İmmün sisteme interferonların etkileri
Tüm interferonlar, dozlarına sentez zamanlarına ve diğer
immün düzenleyicilere yada hormonal faktörlere bağlı olarak immün cevabı düzenlerler.
Sitotoksik T lenfositlerinin fonksiyonlarını zenginleştirirler.
Doğal öldürücü hücreler tarafından yapılan, sitotoksik faktörlerin üretimini arttırırlar.
MHC antijenlerini de içeren bazı hücre yüzey antijenlerinin ve IL 2’yi de içeren bazı reseptörlerin ekspresyonlarını
değiştirirler.
İnterferonlar makrofajlardaki ve lenfositlerdeki büyüme faktörlerinin (IL 2 ve sitokinler gibi) üretimini de etkilerler.
İnterferonların klinik uygulamaları
Gen mühendisliği teknikleriyle terapi amaçlı rekombinant interferonlar büyük oranlarda üretilmektedir.

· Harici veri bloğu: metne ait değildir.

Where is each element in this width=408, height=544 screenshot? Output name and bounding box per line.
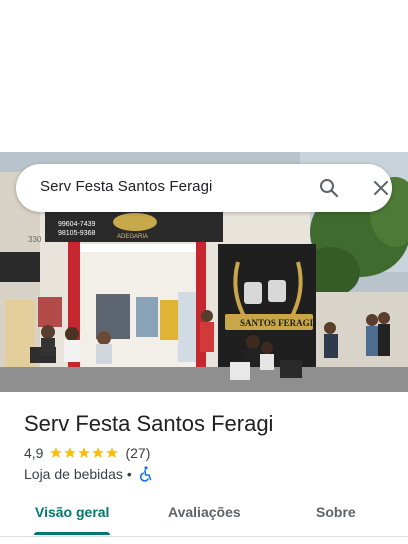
wheelchair-icon <box>139 466 152 482</box>
search-icon[interactable] <box>315 174 343 202</box>
review-count[interactable]: (27) <box>125 445 150 461</box>
board-logo-text: SANTOS FERAGI <box>240 318 314 328</box>
close-icon[interactable] <box>367 174 395 202</box>
tab-divider <box>0 536 408 537</box>
sign-phone-2: 98105-9368 <box>58 230 95 237</box>
place-category: Loja de bebidas <box>24 466 123 482</box>
tab-reviews[interactable]: Avaliações <box>168 504 241 520</box>
active-tab-indicator <box>34 532 110 535</box>
separator-dot: • <box>126 466 132 482</box>
star-icon <box>50 447 63 458</box>
search-input[interactable]: Serv Festa Santos Feragi <box>40 178 212 195</box>
sign-label: ADEGARIA <box>117 234 148 240</box>
star-icon <box>106 447 119 458</box>
place-title: Serv Festa Santos Feragi <box>24 411 274 436</box>
star-icon <box>78 447 91 458</box>
place-page: 99604-7439 98105-9368 ADEGARIA SANTOS FE… <box>0 0 408 544</box>
tab-bar: Visão geral Avaliações Sobre <box>0 496 408 536</box>
rating-row[interactable]: 4,9 (27) <box>24 444 150 462</box>
tab-overview[interactable]: Visão geral <box>35 504 109 520</box>
rating-value: 4,9 <box>24 445 44 461</box>
star-icon <box>64 447 77 458</box>
tab-about[interactable]: Sobre <box>316 504 356 520</box>
search-box[interactable]: Serv Festa Santos Feragi <box>16 164 392 212</box>
star-icon <box>92 447 105 458</box>
star-rating <box>49 446 119 460</box>
sign-phone-1: 99604-7439 <box>58 221 95 228</box>
house-number: 330 <box>28 235 42 244</box>
category-row: Loja de bebidas • <box>24 465 152 483</box>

Normalde yaklaşık bir milyon hücreli bir kültürden 1 pg interferon üretilebilmektedir. 1 μg interferonun
üretilebilmesi için ise milyonlarca hücreye gerek vardır.
Günümüzde interferonun üç tipi de E. coli’de üretilebilmektedir.
Hayvan ve insanlardaki viral olmayan tümörlerin tedavisinde de interferonlar kullanılmaktadır. Bu tip tedavide yüksek dozda (günlük doz 3-10 milyon ünite) interferon kullanılır.
İnterferonlar canlıda toksik etki de gösterebilirler.
İnfluenza virüsünün klinik belirtilerinin interferonun toksitesi nedeniyle olduğuna inanılmaktadır. Üretilen interferonun dozuna bağlı olarak hastalarda yorgunluk ve halsizlik görülür.